4.1 Line segmentation results

Out of a total of 1145 and 1140 lines present for the Assamese and Telugu handwritten documents, our approach successfully extracted 1066 and 1073 lines accurately. The final accuracy of line segmentation is the average of segmentation accuracy of Assamese and Telugu texts into lines. Consequently, the average accuracy for line segmentation and recognition is \(93.61\%\). These are shown in Table 1.

4.2 Word segmentation results

With the lines obtained from the previous step and applying the second level of segmentation, we were able to obtain isolated characters, words, and other components (Fig 14). From a total of 9, 300 and 10, 766 words in the Assamese and Telugu lines, 7, 945 and 9, 312 words were successfully extracted by the approach. The final accuracy of word segmentation is the average of segmentation accuracy of Assamese and Telugu lines into words. Hence, the average word segmentation accuracy is \(85.96\%\). The results are shown in Table 2.

The isolated characters will be considered in the final character segmentation results.

4.3 Character segmentation results

Our approach employs connected component labeling and distinct color representations to identify individual characters within a word image, including consonants and compound characters. The final, accurately segmented characters combine the isolated characters extracted through the vertical projection method (Sect. 3.3.2) and those identified through the object detection technique during raster scanning (Sect. 3.3.3). The final accuracy of character segmentation is the average of the character segmentation accuracy of Assamese and Telugu words into characters. Hence we get the average character segmentation accuracy of 88.74%. The results are shown in Table 3.

Table 3 Character segmentation results from the Assamese and Telugu words
Table 4 Performance comparison of our approach with current literature

The total segmented character count is a sum of the isolated characters obtained through the word segmentation method and the raster scanning approach. This results in a combined count of 20,226 characters for the Assamese language, comprising 1959 characters from word segmentation and an additional 18,267 characters from the raster scanning approach. Similarly, for the Telugu language, the total character count is 23,377, comprised of 2467 characters from word segmentation and 20,910 characters from raster scanning. Hence, when considering the total segmented character count, we find that 20,226 characters were extracted from the original 22,908 characters for the Assamese language. Similarly, in the case of the Telugu, 23,377 characters were obtained from the initial 26,223 characters. This translates to an average character segmentation accuracy of 88.74%.

5 Discussion

We utilized projection profile-based and connected component-based techniques to achieve efficient character segmentation in handwritten document images of Assamese and Telugu. Initially, the handwritten documents were isolated into constituent lines by the horizontal projection approach. This proved versatile and capable of handling diverse forms of handwritten text, including cases with slight non-parallel lines and variations in the presence and absence of the “Matra” component. It’s worth noting that, despite these remarkable results, we encountered some mis-segmentations, specifically pointing towards under-segmentation.

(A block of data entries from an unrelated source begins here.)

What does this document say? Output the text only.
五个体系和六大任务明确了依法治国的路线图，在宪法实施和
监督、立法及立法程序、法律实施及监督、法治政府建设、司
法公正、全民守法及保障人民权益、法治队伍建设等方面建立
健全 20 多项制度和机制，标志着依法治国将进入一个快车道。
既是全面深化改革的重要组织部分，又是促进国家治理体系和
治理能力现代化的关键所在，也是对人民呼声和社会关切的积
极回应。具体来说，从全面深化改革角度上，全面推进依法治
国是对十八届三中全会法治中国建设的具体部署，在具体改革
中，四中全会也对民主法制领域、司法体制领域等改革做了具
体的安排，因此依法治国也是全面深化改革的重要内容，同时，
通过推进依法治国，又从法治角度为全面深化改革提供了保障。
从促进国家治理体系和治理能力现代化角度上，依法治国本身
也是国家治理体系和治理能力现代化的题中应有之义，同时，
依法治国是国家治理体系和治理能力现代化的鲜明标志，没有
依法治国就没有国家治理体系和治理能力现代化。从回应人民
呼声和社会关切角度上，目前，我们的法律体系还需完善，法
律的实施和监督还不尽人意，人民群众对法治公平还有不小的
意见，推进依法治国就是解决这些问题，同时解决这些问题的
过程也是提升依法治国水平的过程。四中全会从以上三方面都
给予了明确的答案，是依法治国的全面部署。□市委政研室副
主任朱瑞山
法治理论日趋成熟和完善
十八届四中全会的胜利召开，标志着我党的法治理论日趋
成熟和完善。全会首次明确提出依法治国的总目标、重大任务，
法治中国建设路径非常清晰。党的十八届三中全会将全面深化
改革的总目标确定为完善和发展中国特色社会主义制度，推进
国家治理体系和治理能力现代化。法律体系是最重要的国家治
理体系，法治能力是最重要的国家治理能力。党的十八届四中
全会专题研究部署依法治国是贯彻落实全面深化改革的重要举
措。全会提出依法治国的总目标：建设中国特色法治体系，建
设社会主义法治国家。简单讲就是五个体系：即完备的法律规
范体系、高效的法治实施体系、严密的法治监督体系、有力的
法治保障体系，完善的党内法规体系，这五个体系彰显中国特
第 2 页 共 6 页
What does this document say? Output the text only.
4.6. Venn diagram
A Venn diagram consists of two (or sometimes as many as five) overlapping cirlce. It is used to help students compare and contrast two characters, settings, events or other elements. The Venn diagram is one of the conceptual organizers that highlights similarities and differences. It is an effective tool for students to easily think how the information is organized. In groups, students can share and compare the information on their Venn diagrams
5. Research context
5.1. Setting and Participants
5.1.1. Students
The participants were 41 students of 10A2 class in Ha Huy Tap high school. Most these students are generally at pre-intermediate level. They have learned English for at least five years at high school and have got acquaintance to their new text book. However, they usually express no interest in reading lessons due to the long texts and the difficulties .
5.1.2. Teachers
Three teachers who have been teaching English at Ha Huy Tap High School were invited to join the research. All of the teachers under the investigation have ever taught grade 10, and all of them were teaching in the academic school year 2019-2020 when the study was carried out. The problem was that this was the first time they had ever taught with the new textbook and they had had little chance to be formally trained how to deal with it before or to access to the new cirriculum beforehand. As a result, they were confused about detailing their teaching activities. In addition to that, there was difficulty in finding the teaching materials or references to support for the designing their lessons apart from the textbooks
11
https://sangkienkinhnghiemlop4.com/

Under-segmentation occurs when the segmentation method fails to divide the text lines into individual lines or words correctly. In line segmentation, multiple lines of text are erroneously grouped as a single unit. This can result in a loss of readability and pose challenges for subsequent text analysis tasks, i.e., word and character segmentation. Under-segmentation occurred in our study because of the following scenarios: The first one is that some text lines are closely spaced, making it difficult for the segmentation algorithm to distinguish between them (Fig. 15). Secondly, while writing, the upper line of the current line touches the lower zone of the previous line. Thus, two or more successive lines were segmented as isolated lines (Fig. 16). Lastly, certain text lines may exhibit irregularities even after applying deskewing. These irregularities can lead to situations where a text line slants upward as it progresses from left to right. Consequently, the end of one text line may overlap with or touch the text from the previous line (Fig. 17).

Fig. 15
figure 15

Closely spaced Assamese (left) and Telugu (right) text lines identified as a single line

Fig. 16
figure 16

Slanted Assamese (left) and Telugu (right) text lines identified as a single line

Fig. 17
figure 17

Irregularly aligned Assamese (left) and Telugu (right) text lines identified as a single line

As a result of these scenarios, the projection profile technique proposed in our work failed to identify these segments as distinct lines correctly. Instead, it may interpret them as single entities or lines. In essence, the inherent variability in the handwriting style made it challenging.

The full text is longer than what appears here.